The points of consideration are:


The applicant, promoters/promoting company(ies), group companies, companies promoted by
the promoters/promoting company(ies) track record in redressal of investor grievances
The applicants arrangements envisaged are in place for servicing its investor
The applicant, promoters/promoting company(ies), group companies, companies promoted by
the promoters/promoting company(ies) general approach and philosophy to the issue of investor
service and protection
defaults in respect of payment of interest and/or principal to the debenture/bond/fixed deposit
holders by the applicant, promoters/promoting company(ies), group companies, companies
promoted by the promoters/promoting company(ies) shall also be considered while evaluating a
companys application for listing. The auditors certificate shall also be obtained in this regard.
In case of defaults in such payments, the securities of the applicant company may not be listed
till such time it has cleared all pending obligations relating to the payment of interest and/or
principal.
Distribution of shareholding
The applicant company/promoting company(ies) shareholding pattern on March 31 of preceding
three years separately showing promoters and other groups shareholding pattern should be as per
the regulatory requirements.
Details of Litigation
The applicant, promoters/promoting company(ies), group companies, companies promoted by
the promoters/promoting company(ies) litigation record, the nature of litigation, status of
litigation during the preceding three years need to be clarified to the exchange.

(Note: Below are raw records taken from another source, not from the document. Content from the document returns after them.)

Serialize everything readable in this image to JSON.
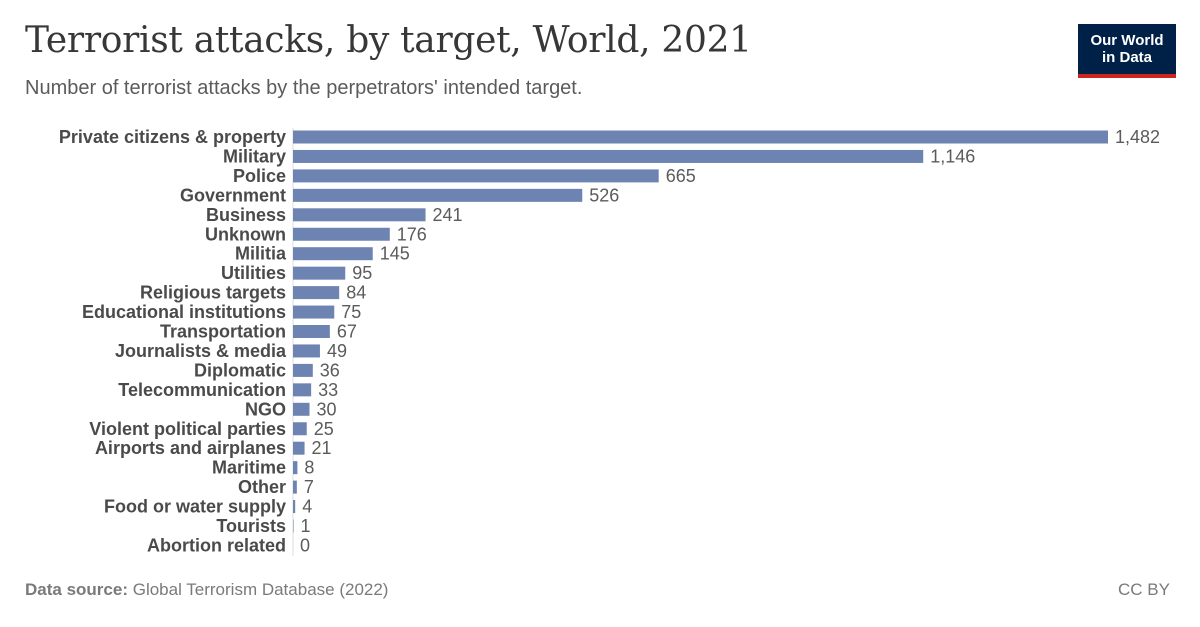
{
  "header": {
    "title": "Terrorist attacks, by target, World, 2021",
    "subtitle": "Number of terrorist attacks by the perpetrators' intended target."
  },
  "logo": {
    "line1": "Our World",
    "line2": "in Data",
    "bg_color": "#002147",
    "accent_color": "#ce261e"
  },
  "footer": {
    "source_label": "Data source:",
    "source_text": "Global Terrorism Database (2022)",
    "license": "CC BY"
  },
  "colors": {
    "bar": "#6d83b1"
  },
  "chart_data": {
    "type": "bar",
    "orientation": "horizontal",
    "categories": [
      "Private citizens & property",
      "Military",
      "Police",
      "Government",
      "Business",
      "Unknown",
      "Militia",
      "Utilities",
      "Religious targets",
      "Educational institutions",
      "Transportation",
      "Journalists & media",
      "Diplomatic",
      "Telecommunication",
      "NGO",
      "Violent political parties",
      "Airports and airplanes",
      "Maritime",
      "Other",
      "Food or water supply",
      "Tourists",
      "Abortion related"
    ],
    "values": [
      1482,
      1146,
      665,
      526,
      241,
      176,
      145,
      95,
      84,
      75,
      67,
      49,
      36,
      33,
      30,
      25,
      21,
      8,
      7,
      4,
      1,
      0
    ],
    "value_labels": [
      "1,482",
      "1,146",
      "665",
      "526",
      "241",
      "176",
      "145",
      "95",
      "84",
      "75",
      "67",
      "49",
      "36",
      "33",
      "30",
      "25",
      "21",
      "8",
      "7",
      "4",
      "1",
      "0"
    ],
    "xlim": [
      0,
      1482
    ],
    "grid": false,
    "legend": "none"
  }
}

Track Record of Director(s) of the Company
In respect of the track record of the directors, relevant disclosures may be insisted upon in the
offer document regarding the status of criminal cases filed or nature of the investigation being
undertaken with regard to alleged commission of any offence by any of its directors and its effect
on the business of the company, where all or any of the directors of issuer have or has been
charge-sheeted with serious crimes.
Change in Control of a Company/Utilisation of funds raised from public
In the event of new promoters taking over listed companies which results in change in
management and/or companies utilising the funds raised through public issue for the purposes
other than those mentioned in the offer document, such companies shall make additional
disclosures (as required by the Exchange) with regard to change in control of a company and
utilisation of funds raised from public.
Note:
Where an unlisted company merges with a company listed on other stock exchanges and the
merged entity seeks listing on the NSE, the Exchange may grant listing to the merged entity only
if the listed company (prior to the merger with the unlisted company) meets all the criteria for
listing on its own account or the unlisted company meets the requirements for listing on the
Exchange, except for the market capitalisation condition, on its own account. In case either of the
above conditions are not met then such company may be considered for listing after a minimum

period of 18 months or more or after the publication of two annual reports whichever is later,
provided it satisfies the criteria at that point of time.